Which leads to a lack of true engagement. Any question of sufficient complexity will have numerous apparent answers, not all of which are complementary and some of which will even appear contradictory. Even though I know a stick remains straight when I place it halfway into water, it still appears bent. There is a great deal of refusal to deal with contradictory appearances, and although in the case of the stick and the water it is a simple matter of a lesson in refraction in more complicated matters the different and sometimes contradictory appearances are cause not for the easy and insular retreat of dogmatism or the hazy and indistinct intellectual cowardice of hard relativism but for the long and arduous task of dialectic.

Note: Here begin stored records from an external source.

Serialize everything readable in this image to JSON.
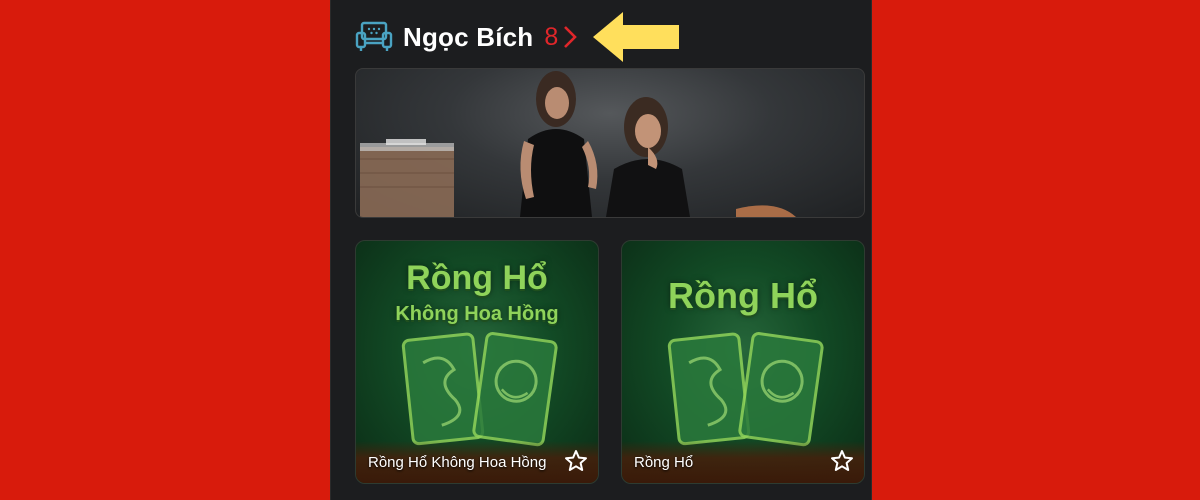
{
  "section": {
    "title": "Ngọc Bích",
    "count": "8",
    "icon": "sofa-icon",
    "more_icon": "chevron-right-icon"
  },
  "pointer": {
    "icon": "arrow-left-icon",
    "color": "#ffdf5c"
  },
  "banner": {
    "alt": "live-dealer-banner"
  },
  "games": [
    {
      "label": "Rồng Hổ Không Hoa Hồng",
      "art_title": "Rồng Hổ",
      "art_subtitle": "Không Hoa Hồng",
      "favorite_icon": "star-icon"
    },
    {
      "label": "Rồng Hổ",
      "art_title": "Rồng Hổ",
      "favorite_icon": "star-icon"
    }
  ],
  "colors": {
    "page_bg": "#d81b0c",
    "panel_bg": "#1c1d1f",
    "count": "#e0262a",
    "card_green": "#26663a",
    "art_text": "#8fd35a"
  }
}
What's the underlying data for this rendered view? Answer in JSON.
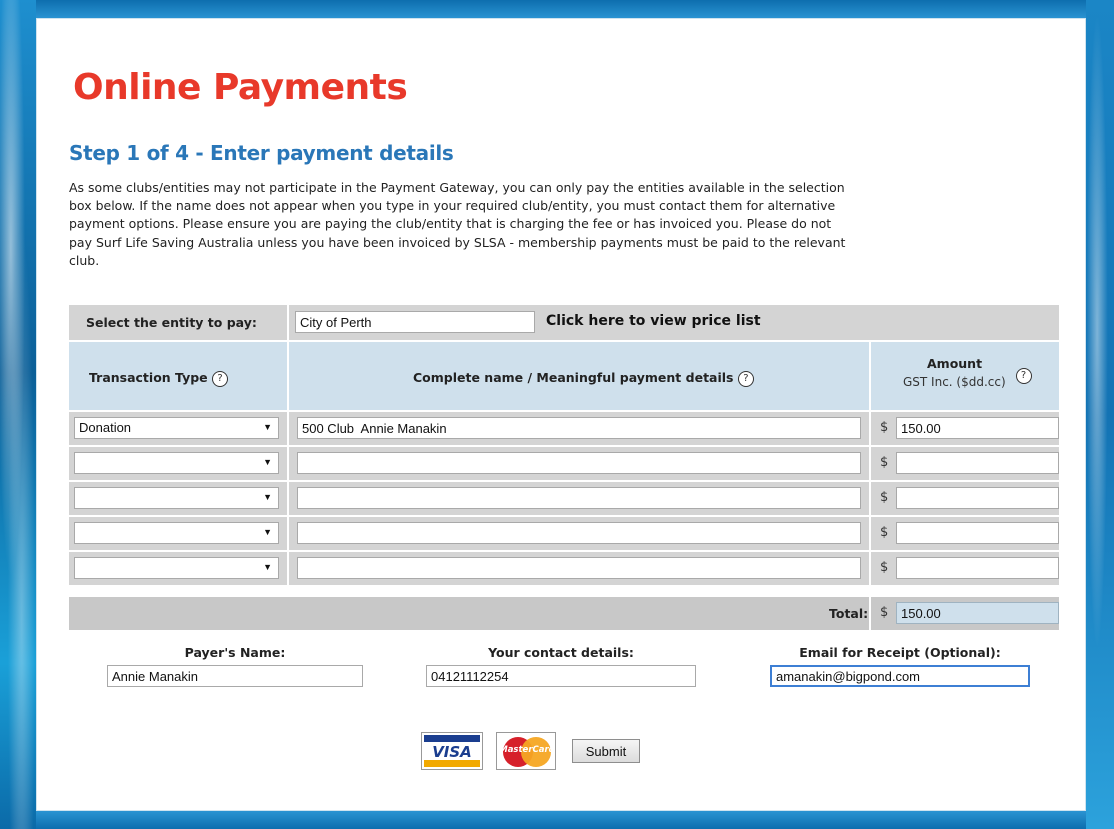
{
  "page": {
    "title": "Online Payments",
    "step_title": "Step 1 of 4 - Enter payment details",
    "intro": "As some clubs/entities may not participate in the Payment Gateway, you can only pay the entities available in the selection box below. If the name does not appear when you type in your required club/entity, you must contact them for alternative payment options. Please ensure you are paying the club/entity that is charging the fee or has invoiced you. Please do not pay Surf Life Saving Australia unless you have been invoiced by SLSA - membership payments must be paid to the relevant club."
  },
  "entity": {
    "label": "Select the entity to pay:",
    "value": "City of Perth",
    "price_list_link": "Click here to view price list"
  },
  "table": {
    "headers": {
      "transaction_type": "Transaction Type",
      "details": "Complete name / Meaningful payment details",
      "amount": "Amount",
      "amount_sub": "GST Inc. ($dd.cc)"
    },
    "help_glyph": "?",
    "currency": "$",
    "rows": [
      {
        "type": "Donation",
        "details": "500 Club  Annie Manakin",
        "amount": "150.00"
      },
      {
        "type": "",
        "details": "",
        "amount": ""
      },
      {
        "type": "",
        "details": "",
        "amount": ""
      },
      {
        "type": "",
        "details": "",
        "amount": ""
      },
      {
        "type": "",
        "details": "",
        "amount": ""
      }
    ],
    "total_label": "Total:",
    "total_value": "150.00"
  },
  "payer": {
    "name_label": "Payer's Name:",
    "name_value": "Annie Manakin",
    "contact_label": "Your contact details:",
    "contact_value": "04121112254",
    "email_label": "Email for Receipt (Optional):",
    "email_value": "amanakin@bigpond.com"
  },
  "actions": {
    "visa_label": "VISA",
    "mastercard_label": "MasterCard",
    "submit_label": "Submit"
  },
  "colors": {
    "title": "#e8392a",
    "step": "#2a77b8",
    "header_bg": "#cfe0ec",
    "row_bg": "#d4d4d4"
  }
}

To some extent, a blog seems hardly the place to do this. Meaningful debate requires time, reiteration, revision, and focus; blogging is a genre which favors brevity. But on the other hand, the virtual medium, with its open forum for comment and counter comment, is ideal for discourse.

I invite anyone, then, to read and comment on the issues I will be presenting. Most of the posts will focus on issues of religion and science, although I reserve the right to post on just about anything I want. A few ground rules:

1) No unnecessary profanity or obscenity. I will be the final judge of what counts as "unnecessary profanity or obscenity."

2) No taking the Lord's name in vain.

3) Excessive ad hominem will be deleted.

Beyond that, most everything is fair game. In the end, if I accomplish nothing else, I hope that my commentators will help guide me toward more definitive answers, and, what's more important, more definitive questions. I hope at least that any readers bold and interested enough to go on this intellectual journey will agree with me that, to the thoughtful person, there is a degree to which it really is "a Sic et Nonderful Life."